まずRichでは、レベルアップした車両周辺の検知と高精度地図で網羅的な認識を行い、安全に走行するための判断を行う。このとき、情報不足が最悪になるケースを想定して安全・確実な走行を行うので、自動運転による操作がスムースになるとは限らない。
Smartでは機械学習技術を応用して、より賢い判断ができるようにする。トヨタ自動車でも、自動運転のアルゴリズムにドライバーの判断を機械学習させる取り組みを進めている。例えば、海外に多いRoundabout(円状交差点)から出る判断をする際に、Roundaboutが混雑していると自動運転アルゴリズムはずっと出て行くことができずグルグルと回り続けてしまう。人間のドライバーであればちょうど良いタイミングでRoundaboutから出る判断ができるので、これを機械学習で学ばせているという。
Emergenceの自己学習で登場するのがディープラーニングだ。トヨタ自動車は「CES 2016」において、ミニチュアカーを使った“ぶつからない”学習をする人工知能搭載自動運転車のデモを披露しており、今回の講演でもその成果を映像で示した。このデモでは、各車両が走行する際に何度も互いにぶつかった事実から、どうすればぶつからずに済むかを自己学習し、その学習結果を全ての車両に配信している。2時間ほどの自己学習の結果、一定の走行ルールを共有して、ぶつからないようになったという。

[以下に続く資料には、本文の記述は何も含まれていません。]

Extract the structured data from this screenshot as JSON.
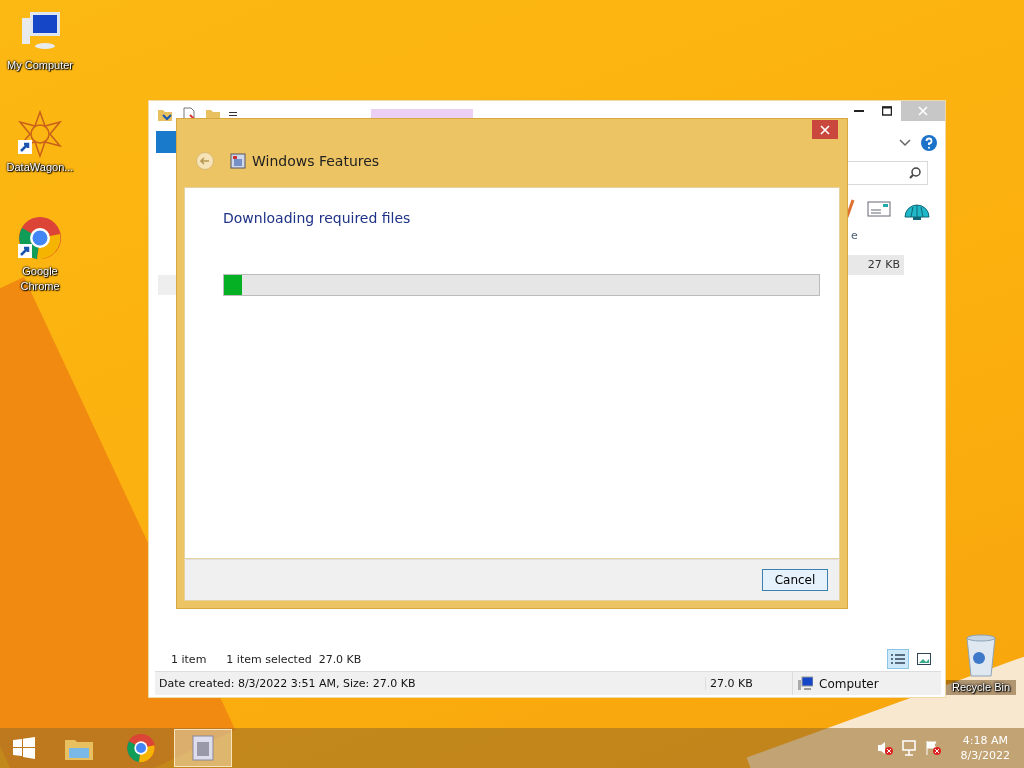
{
  "desktop_icons": [
    {
      "kind": "computer",
      "label": "My Computer"
    },
    {
      "kind": "star",
      "label": "DataWagon..."
    },
    {
      "kind": "chrome",
      "label": "Google Chrome"
    },
    {
      "kind": "bin",
      "label": "Recycle Bin"
    }
  ],
  "explorer": {
    "column_3": "e",
    "cell": "27 KB",
    "item_count": "1 item",
    "selection": "1 item selected  27.0 KB",
    "details": "Date created: 8/3/2022 3:51 AM, Size: 27.0 KB",
    "details_size": "27.0 KB",
    "location": "Computer"
  },
  "dialog": {
    "title": "Windows Features",
    "heading": "Downloading required files",
    "progress": {
      "level": 0.03
    },
    "buttons": [
      "Cancel"
    ]
  },
  "taskbar": {
    "apps": [
      {
        "kind": "explorer",
        "selected": false
      },
      {
        "kind": "chrome",
        "selected": false
      },
      {
        "kind": "features",
        "selected": true
      }
    ],
    "time": "4:18 AM",
    "date": "8/3/2022"
  }
}
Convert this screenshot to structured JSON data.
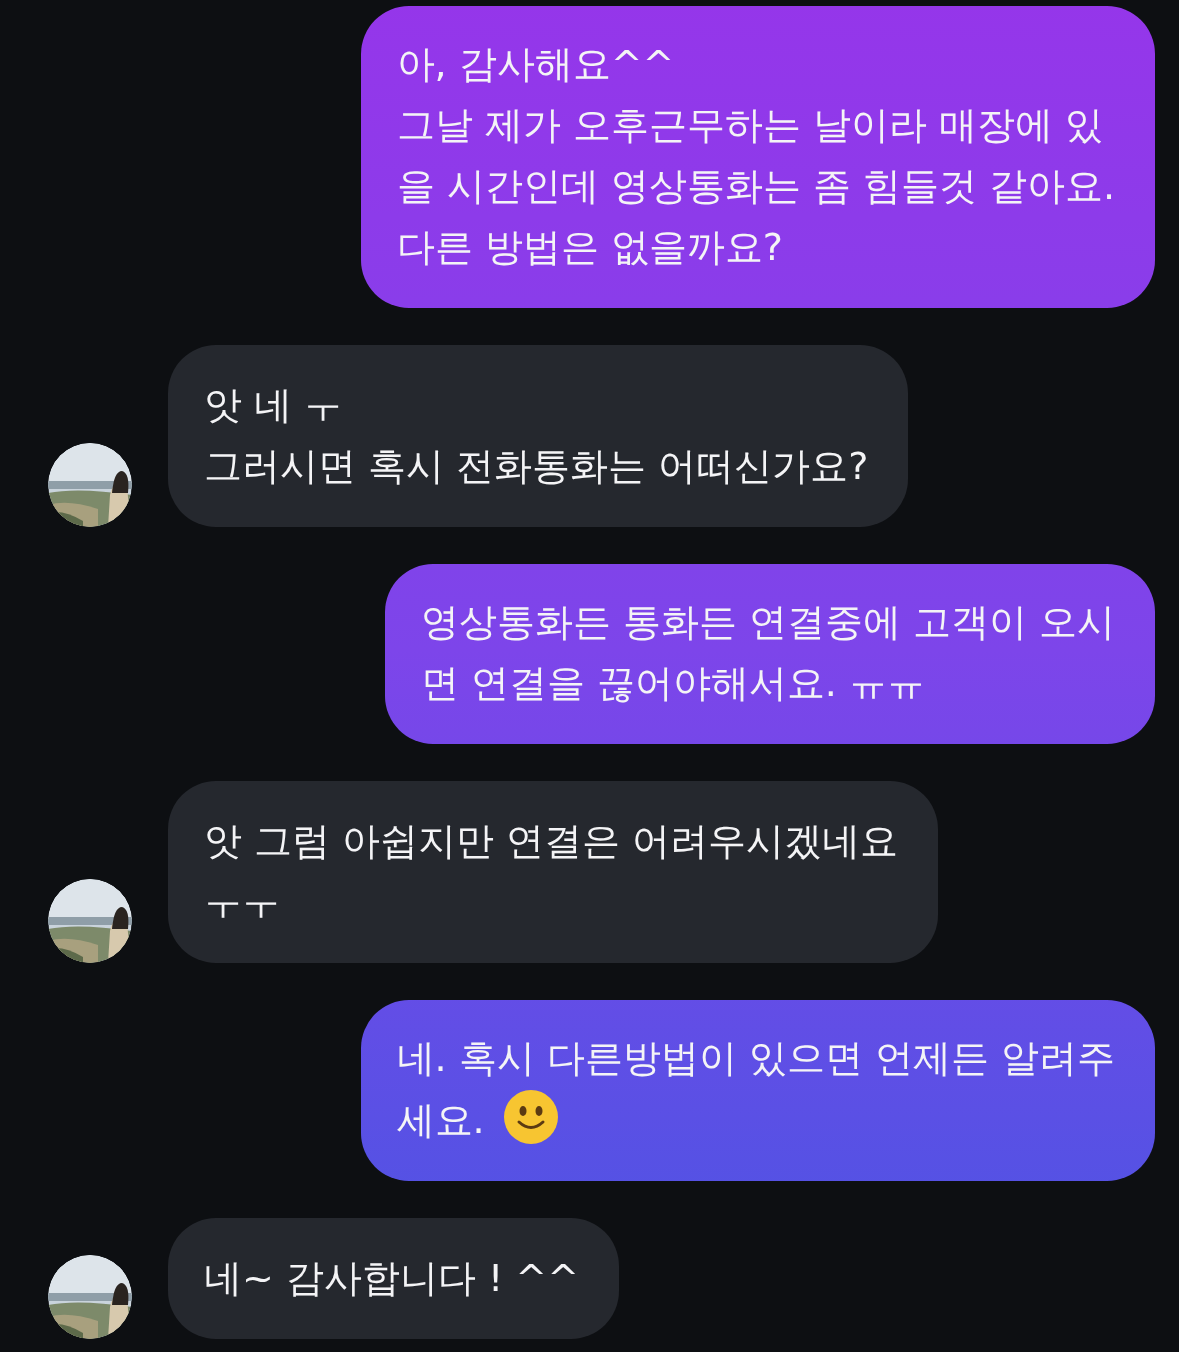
{
  "messages": [
    {
      "kind": "sent",
      "text": "아, 감사해요^^\n그날 제가 오후근무하는 날이라 매장에 있\n을 시간인데 영상통화는 좀 힘들것 같아요.\n다른 방법은 없을까요?"
    },
    {
      "kind": "received",
      "text": "앗 네 ㅜ\n그러시면 혹시 전화통화는 어떠신가요?"
    },
    {
      "kind": "sent",
      "text": "영상통화든 통화든 연결중에 고객이 오시\n면 연결을 끊어야해서요. ㅠㅠ"
    },
    {
      "kind": "received",
      "text": "앗 그럼 아쉽지만 연결은 어려우시겠네요\nㅜㅜ"
    },
    {
      "kind": "sent",
      "text": "네. 혹시 다른방법이 있으면 언제든 알려주\n세요.",
      "smiley": true
    },
    {
      "kind": "received",
      "text": "네~ 감사합니다 ! ^^"
    }
  ]
}
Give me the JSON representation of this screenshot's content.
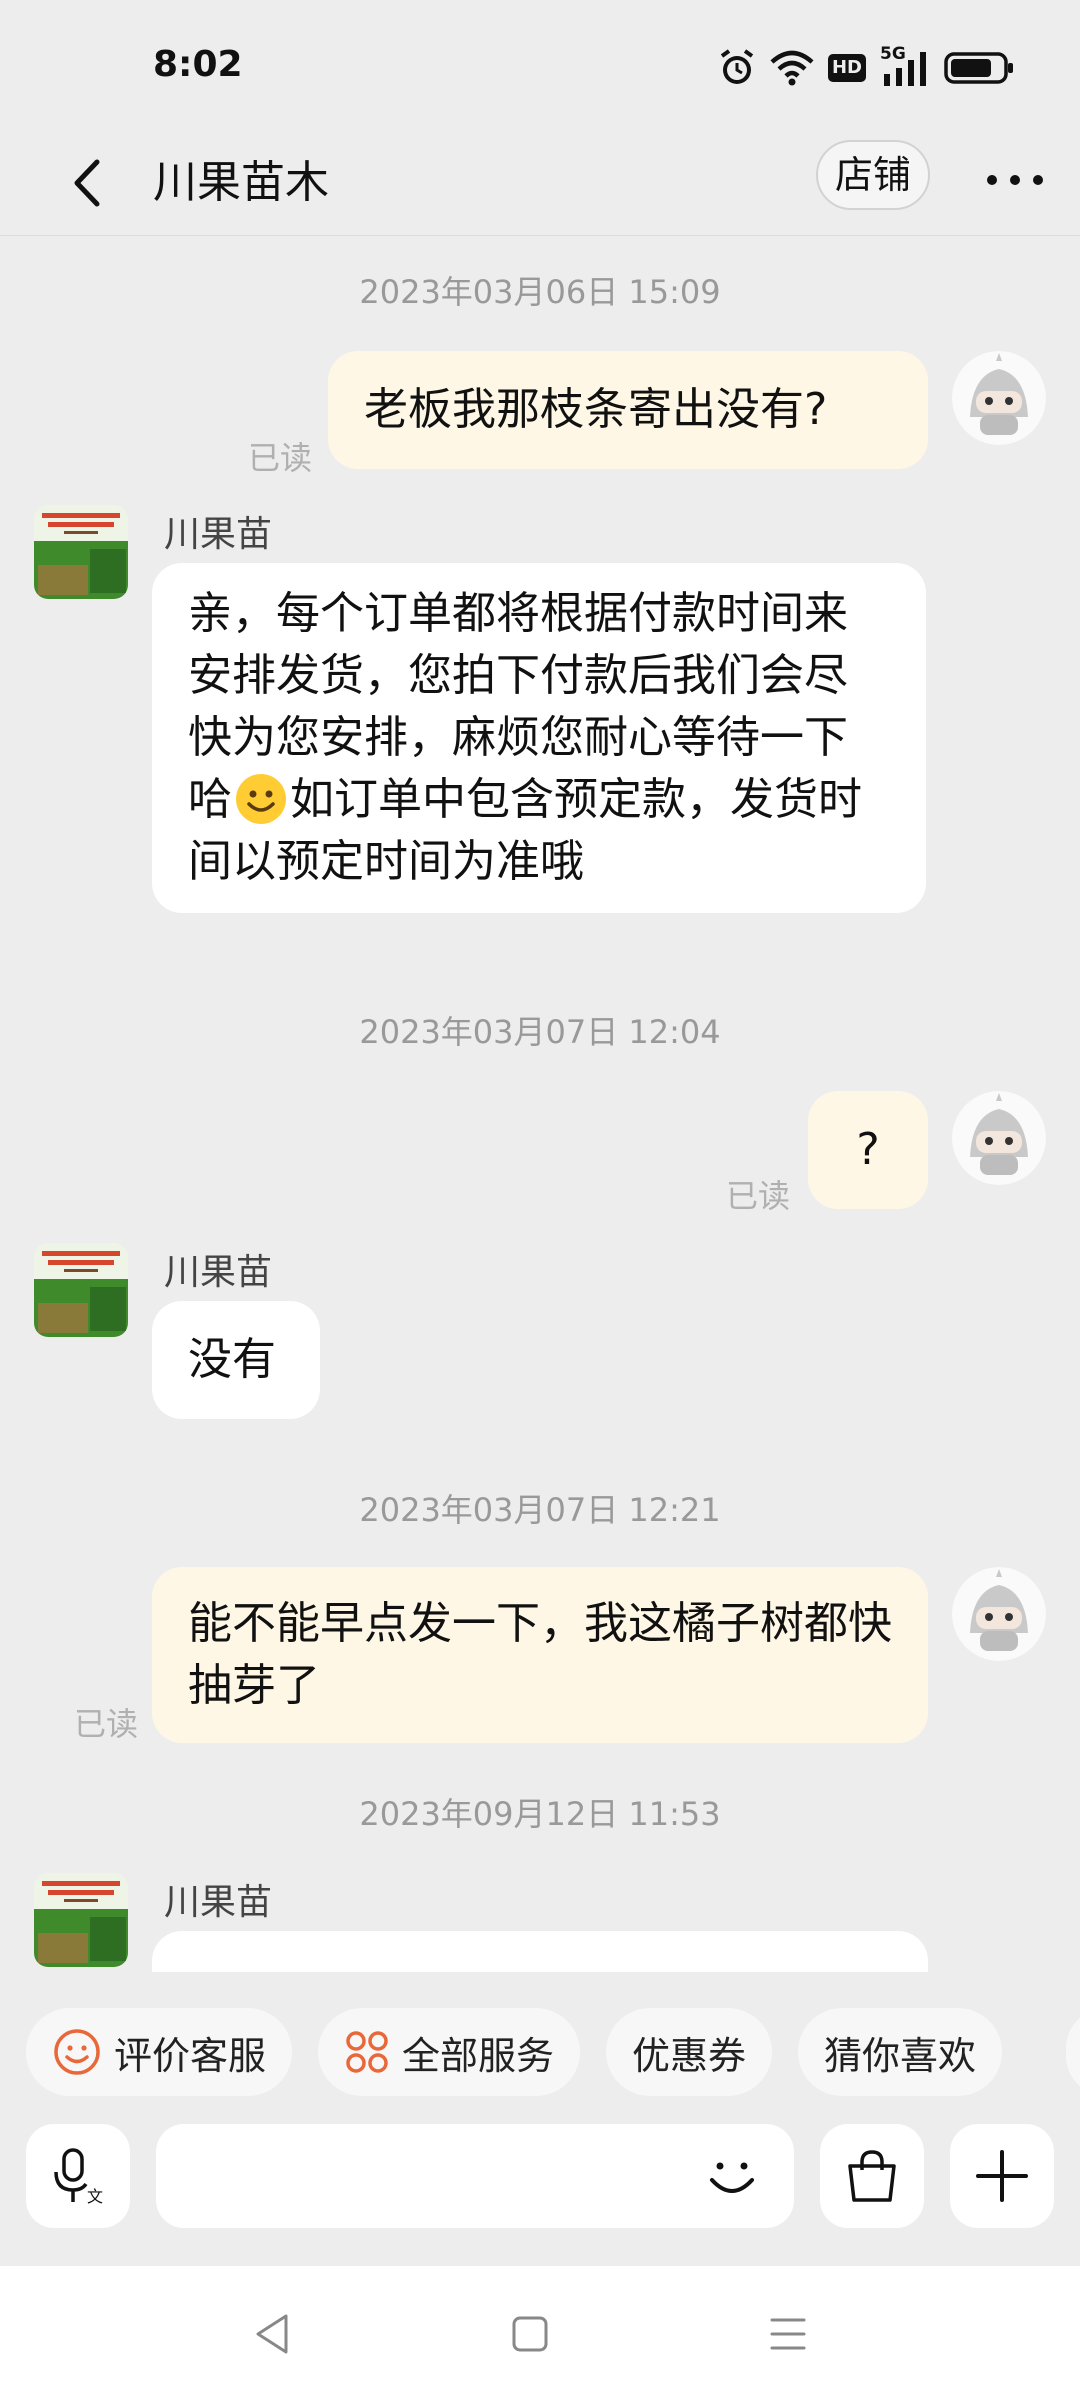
{
  "status_bar": {
    "time": "8:02",
    "hd_label": "HD",
    "network_label": "5G"
  },
  "header": {
    "title": "川果苗木",
    "shop_label": "店铺"
  },
  "messages": [
    {
      "timestamp": "2023年03月06日 15:09"
    },
    {
      "text": "老板我那枝条寄出没有?",
      "read_label": "已读"
    },
    {
      "sender": "川果苗",
      "text_part1": "亲，每个订单都将根据付款时间来安排发货，您拍下付款后我们会尽快为您安排，麻烦您耐心等待一下哈",
      "text_part2": "如订单中包含预定款，发货时间以预定时间为准哦"
    },
    {
      "timestamp": "2023年03月07日 12:04"
    },
    {
      "text": "?",
      "read_label": "已读"
    },
    {
      "sender": "川果苗",
      "text": "没有"
    },
    {
      "timestamp": "2023年03月07日 12:21"
    },
    {
      "text": "能不能早点发一下，我这橘子树都快抽芽了",
      "read_label": "已读"
    },
    {
      "timestamp": "2023年09月12日 11:53"
    },
    {
      "sender": "川果苗"
    }
  ],
  "quick_actions": [
    "评价客服",
    "全部服务",
    "优惠券",
    "猜你喜欢"
  ],
  "input": {
    "placeholder": ""
  },
  "colors": {
    "accent": "#e8683a",
    "outgoing_bubble": "#fff7e6",
    "background": "#ededed"
  },
  "icons": [
    "back-icon",
    "more-icon",
    "voice-input-icon",
    "emoji-icon",
    "shopping-bag-icon",
    "plus-icon"
  ]
}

ここで奥地氏が指摘したのが「自己学習に参加する台数が多ければ多いほどその効果は大きくなる」ということだ。デモでは数台のミニチュアカーで行っていた自己学習を市場に適用すれば、自動運転システムが搭載されている車両の数だけ自己学習の効果は高まることになる。
ただし実際の市場では、ぶつかってから自己学習するというプロセスを経ることはできないので、自動運転システムが判断に困ったときや、自動運転システムの操作に対してドライバーが危ないと判断してオーバーライドしたときの状況をクラウドセンターに上げ、クラウドセンターで自己学習した結果を各車両の自動運転システムに配信することになる。
奥地氏は「自動運転のレベル2はドライバーが主導権を握っているが、レベル3はドライバーと自動運転機能による操作が混在する状態になり、レベル4で完全自動運転になる。このレベル4を目指す上でも、人間が教師役になるレベル3が必要ではないか。レベル3が難しいから一足飛びでレベル4に行こうとしているのがGoogleだが、絶対に事故を起こさない自動運転車を目指すには、レベル3でいかに賢くしていくかということを考えて行く必要がある」と述べた。